In Pulmocare, the plaintiff was challenging the validity of a Medicare regulatory policy which the plaintiff claimed was implemented by the Secretary of HHS in violation of the procedural requirements established by the Medicare Act, the APA and the FOIA. As such, the Pulmocare challenge was precisely the type of challenge of the validity/legality of a directive, policy, rule, regulation or statute characterized by the Michigan Academy court as a "method" challenge. By contrast, as discussed supra in this Opinion and Order, this Court does not find that the decision to place Dr. Farkas on PPUR in this case implicates the kind of directive, policy or regulation that rises to the level of "method" engendering the due process considerations of Michigan Academy.
[12] Moreover, even assuming arguendo that Plaintiff were not entitled to administrative review of his placement on PPUR, this is not to say that Dr. Farkas will be left with no avenue of redress forever. Once he begins submitting claims under the PPUR, if those claims are denied, if the amount paid is less than what he believes is appropriate, or if the claims are not acted upon within a reasonable time, Dr. Farkas will be able to take advantage of the full array of administrative and judicial remedies set forth in the Act, assuming the amount in controversy requirements are satisfied.
Plaintiff, nonetheless, complains of the "legality" of his PPUR placement, simply on the ground that he will now have to submit documentation with his Medicare billings, and this documentation requirement is "time consuming", "burdensome" and "onerous". These very same arguments were raised by the plaintiff and rejected by the court in the Colorado Clinical Labs case, supra.
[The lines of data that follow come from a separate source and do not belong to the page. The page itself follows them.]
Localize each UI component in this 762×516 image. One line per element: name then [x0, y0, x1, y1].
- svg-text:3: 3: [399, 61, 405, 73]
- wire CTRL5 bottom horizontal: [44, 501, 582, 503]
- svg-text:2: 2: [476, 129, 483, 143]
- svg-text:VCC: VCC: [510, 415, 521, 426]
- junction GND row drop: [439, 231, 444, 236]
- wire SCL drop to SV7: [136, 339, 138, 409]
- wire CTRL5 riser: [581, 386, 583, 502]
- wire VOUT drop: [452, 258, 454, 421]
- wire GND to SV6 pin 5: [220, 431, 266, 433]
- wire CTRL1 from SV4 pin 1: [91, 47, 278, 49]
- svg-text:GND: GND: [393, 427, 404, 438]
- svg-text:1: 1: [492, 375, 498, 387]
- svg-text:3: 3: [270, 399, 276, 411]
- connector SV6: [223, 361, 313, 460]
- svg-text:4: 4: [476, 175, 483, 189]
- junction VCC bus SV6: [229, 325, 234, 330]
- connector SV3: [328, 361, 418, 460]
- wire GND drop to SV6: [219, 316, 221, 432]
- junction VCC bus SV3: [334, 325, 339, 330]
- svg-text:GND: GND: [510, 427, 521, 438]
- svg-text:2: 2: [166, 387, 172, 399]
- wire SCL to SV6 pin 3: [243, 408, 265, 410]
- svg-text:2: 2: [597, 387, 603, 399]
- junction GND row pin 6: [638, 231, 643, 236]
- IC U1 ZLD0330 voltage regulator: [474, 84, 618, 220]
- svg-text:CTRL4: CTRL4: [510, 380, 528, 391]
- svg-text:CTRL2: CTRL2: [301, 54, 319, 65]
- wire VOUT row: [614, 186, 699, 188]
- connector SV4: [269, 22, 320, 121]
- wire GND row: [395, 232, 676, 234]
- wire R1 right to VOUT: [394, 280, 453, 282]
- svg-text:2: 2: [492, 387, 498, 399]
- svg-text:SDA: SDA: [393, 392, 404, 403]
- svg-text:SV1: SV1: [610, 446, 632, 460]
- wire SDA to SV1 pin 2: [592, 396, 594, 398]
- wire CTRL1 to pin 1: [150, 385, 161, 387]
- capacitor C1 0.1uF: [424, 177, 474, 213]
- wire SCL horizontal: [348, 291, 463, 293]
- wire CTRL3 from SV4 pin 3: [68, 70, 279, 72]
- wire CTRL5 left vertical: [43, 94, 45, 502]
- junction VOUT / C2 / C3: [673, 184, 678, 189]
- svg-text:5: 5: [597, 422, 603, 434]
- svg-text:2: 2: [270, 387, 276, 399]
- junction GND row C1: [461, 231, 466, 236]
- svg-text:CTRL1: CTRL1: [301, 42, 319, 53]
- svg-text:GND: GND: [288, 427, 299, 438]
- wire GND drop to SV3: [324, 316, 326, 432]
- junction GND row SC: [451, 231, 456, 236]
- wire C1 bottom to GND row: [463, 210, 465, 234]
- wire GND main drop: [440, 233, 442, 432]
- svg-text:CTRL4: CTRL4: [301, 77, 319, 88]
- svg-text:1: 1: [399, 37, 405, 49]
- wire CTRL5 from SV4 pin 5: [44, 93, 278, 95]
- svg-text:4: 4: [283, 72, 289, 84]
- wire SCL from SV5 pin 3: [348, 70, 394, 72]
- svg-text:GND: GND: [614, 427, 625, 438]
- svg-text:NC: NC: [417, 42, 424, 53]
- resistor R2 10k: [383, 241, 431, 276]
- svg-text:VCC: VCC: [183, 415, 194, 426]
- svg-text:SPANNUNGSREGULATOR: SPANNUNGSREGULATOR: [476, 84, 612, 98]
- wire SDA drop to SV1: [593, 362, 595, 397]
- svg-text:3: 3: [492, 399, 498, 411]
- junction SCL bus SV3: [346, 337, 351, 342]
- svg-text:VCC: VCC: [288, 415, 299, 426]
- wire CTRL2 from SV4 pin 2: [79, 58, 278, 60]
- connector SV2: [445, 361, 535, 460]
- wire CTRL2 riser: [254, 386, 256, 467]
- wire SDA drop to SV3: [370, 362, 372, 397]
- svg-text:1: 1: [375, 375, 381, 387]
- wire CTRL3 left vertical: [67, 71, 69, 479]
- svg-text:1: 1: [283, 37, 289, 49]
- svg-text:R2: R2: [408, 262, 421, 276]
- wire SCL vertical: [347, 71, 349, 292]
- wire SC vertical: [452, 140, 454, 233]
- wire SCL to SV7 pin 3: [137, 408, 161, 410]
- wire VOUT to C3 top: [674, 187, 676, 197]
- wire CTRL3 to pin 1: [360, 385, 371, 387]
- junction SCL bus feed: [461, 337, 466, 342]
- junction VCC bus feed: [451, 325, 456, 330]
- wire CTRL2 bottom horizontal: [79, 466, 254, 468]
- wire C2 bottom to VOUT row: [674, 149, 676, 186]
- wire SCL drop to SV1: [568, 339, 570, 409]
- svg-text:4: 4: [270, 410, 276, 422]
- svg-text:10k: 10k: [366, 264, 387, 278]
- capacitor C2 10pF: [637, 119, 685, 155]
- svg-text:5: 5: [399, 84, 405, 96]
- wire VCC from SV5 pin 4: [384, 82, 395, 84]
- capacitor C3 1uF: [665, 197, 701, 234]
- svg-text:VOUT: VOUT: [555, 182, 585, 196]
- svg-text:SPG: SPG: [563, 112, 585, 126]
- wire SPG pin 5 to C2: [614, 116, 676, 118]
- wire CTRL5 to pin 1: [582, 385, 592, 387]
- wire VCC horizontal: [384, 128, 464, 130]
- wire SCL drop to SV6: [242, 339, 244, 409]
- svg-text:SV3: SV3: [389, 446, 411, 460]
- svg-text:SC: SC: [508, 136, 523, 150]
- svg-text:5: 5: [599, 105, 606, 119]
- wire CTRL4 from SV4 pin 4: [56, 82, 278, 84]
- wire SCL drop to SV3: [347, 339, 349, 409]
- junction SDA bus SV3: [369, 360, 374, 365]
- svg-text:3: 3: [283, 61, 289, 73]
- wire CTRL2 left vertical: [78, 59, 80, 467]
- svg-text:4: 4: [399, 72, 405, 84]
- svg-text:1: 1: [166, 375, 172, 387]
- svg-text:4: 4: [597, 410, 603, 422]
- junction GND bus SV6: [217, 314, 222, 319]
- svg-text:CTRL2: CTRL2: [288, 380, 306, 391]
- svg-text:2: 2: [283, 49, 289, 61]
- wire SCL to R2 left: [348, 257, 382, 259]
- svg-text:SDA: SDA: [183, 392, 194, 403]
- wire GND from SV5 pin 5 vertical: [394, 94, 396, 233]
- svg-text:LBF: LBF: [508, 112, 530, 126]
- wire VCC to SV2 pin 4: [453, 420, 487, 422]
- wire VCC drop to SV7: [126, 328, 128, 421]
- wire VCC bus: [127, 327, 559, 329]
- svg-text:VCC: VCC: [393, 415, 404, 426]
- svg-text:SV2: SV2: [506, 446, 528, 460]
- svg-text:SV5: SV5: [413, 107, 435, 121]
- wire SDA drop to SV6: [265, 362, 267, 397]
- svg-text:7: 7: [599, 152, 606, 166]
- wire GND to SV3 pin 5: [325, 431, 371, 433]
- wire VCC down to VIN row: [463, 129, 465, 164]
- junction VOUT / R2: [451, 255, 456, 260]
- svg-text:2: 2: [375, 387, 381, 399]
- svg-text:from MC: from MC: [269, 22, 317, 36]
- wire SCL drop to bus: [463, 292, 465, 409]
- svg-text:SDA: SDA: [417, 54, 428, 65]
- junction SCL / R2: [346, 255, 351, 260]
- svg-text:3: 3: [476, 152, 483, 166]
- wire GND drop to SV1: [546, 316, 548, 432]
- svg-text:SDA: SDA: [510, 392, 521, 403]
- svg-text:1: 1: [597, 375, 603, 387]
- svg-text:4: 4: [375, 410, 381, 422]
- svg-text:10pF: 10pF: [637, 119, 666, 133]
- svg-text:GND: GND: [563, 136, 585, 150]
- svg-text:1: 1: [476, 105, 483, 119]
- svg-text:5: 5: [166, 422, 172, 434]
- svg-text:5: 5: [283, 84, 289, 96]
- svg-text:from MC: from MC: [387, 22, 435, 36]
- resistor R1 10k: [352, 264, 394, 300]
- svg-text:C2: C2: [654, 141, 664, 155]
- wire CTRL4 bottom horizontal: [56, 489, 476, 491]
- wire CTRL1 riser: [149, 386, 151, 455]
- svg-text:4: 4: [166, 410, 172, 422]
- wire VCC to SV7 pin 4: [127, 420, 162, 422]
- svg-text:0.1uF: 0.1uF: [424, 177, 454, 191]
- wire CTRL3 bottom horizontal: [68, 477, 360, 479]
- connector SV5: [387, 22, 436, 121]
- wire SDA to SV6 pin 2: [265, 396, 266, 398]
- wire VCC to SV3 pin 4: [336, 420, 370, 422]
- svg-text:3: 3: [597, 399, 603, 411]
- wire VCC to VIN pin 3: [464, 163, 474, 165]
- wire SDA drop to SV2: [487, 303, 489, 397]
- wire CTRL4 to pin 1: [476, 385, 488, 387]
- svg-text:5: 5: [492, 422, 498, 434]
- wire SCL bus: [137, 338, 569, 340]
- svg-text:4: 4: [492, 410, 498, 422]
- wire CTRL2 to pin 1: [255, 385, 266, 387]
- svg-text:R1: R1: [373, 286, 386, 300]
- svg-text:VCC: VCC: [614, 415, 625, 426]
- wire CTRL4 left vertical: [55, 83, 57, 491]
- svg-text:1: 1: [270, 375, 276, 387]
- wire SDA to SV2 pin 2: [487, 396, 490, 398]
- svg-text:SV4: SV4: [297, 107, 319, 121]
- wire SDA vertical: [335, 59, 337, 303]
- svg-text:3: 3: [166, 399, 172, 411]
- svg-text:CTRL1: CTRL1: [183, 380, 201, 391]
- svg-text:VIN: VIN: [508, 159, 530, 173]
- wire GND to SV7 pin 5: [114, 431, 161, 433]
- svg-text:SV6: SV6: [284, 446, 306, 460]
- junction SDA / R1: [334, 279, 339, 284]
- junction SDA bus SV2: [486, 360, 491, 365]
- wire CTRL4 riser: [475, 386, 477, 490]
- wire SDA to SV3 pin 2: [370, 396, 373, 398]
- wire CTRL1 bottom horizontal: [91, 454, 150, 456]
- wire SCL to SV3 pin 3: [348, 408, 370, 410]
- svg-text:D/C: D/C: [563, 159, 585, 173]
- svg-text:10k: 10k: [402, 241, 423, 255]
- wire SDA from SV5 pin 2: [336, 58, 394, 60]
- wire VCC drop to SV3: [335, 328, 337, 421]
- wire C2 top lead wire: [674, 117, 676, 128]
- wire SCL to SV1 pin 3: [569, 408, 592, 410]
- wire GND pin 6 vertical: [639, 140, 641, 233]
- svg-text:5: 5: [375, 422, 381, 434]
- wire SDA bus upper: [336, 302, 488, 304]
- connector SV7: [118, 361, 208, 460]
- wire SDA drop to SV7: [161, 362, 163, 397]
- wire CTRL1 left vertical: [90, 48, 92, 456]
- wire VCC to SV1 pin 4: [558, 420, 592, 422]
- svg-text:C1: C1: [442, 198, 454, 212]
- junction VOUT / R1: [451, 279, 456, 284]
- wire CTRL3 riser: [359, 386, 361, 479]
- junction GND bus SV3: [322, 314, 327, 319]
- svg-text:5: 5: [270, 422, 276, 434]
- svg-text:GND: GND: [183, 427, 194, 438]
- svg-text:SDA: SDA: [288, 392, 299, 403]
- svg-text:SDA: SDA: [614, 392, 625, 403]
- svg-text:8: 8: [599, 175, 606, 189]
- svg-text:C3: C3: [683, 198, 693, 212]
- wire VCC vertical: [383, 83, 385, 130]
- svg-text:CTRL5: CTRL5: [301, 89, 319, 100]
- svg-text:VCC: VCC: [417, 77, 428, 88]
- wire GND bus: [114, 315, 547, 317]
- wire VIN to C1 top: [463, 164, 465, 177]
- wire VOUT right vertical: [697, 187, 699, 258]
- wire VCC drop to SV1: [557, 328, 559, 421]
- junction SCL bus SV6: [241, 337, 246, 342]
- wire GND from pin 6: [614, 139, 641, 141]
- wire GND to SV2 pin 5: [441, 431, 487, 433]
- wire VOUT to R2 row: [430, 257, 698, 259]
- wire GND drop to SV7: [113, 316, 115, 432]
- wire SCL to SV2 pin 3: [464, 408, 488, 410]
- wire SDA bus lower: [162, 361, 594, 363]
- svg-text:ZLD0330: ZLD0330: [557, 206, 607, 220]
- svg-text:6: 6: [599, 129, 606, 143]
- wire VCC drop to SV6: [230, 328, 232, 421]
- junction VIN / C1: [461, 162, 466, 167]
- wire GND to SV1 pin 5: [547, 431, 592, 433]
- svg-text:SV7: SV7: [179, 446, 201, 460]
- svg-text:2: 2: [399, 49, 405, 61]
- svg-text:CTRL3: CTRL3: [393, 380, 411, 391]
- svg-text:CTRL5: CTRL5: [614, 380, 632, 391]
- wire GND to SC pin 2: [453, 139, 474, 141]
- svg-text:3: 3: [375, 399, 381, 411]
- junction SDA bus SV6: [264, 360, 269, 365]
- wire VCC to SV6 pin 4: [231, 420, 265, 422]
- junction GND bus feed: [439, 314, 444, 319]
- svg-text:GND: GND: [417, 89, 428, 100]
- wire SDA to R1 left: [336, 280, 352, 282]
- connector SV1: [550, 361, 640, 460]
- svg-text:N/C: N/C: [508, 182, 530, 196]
Moreover, in this case, in light of the fact that the Medicare Act and the regulations clearly and explicitly provide that payment shall not be issued unless the necessary information to determine the amount due has been provided, see 42 U.S.C. § 1395l(e) and 42 C.F.R. § 405.252(a), Plaintiff can hardly claim that BCBSM's PPUR documentation requirement is illegal. And, since Plaintiff is not being denied his right to challenge individual claims which are denied or on which he is paid less than what he expected, or which BCBSM does not process in a reasonably timely manner, the Court sees no due process implications, either.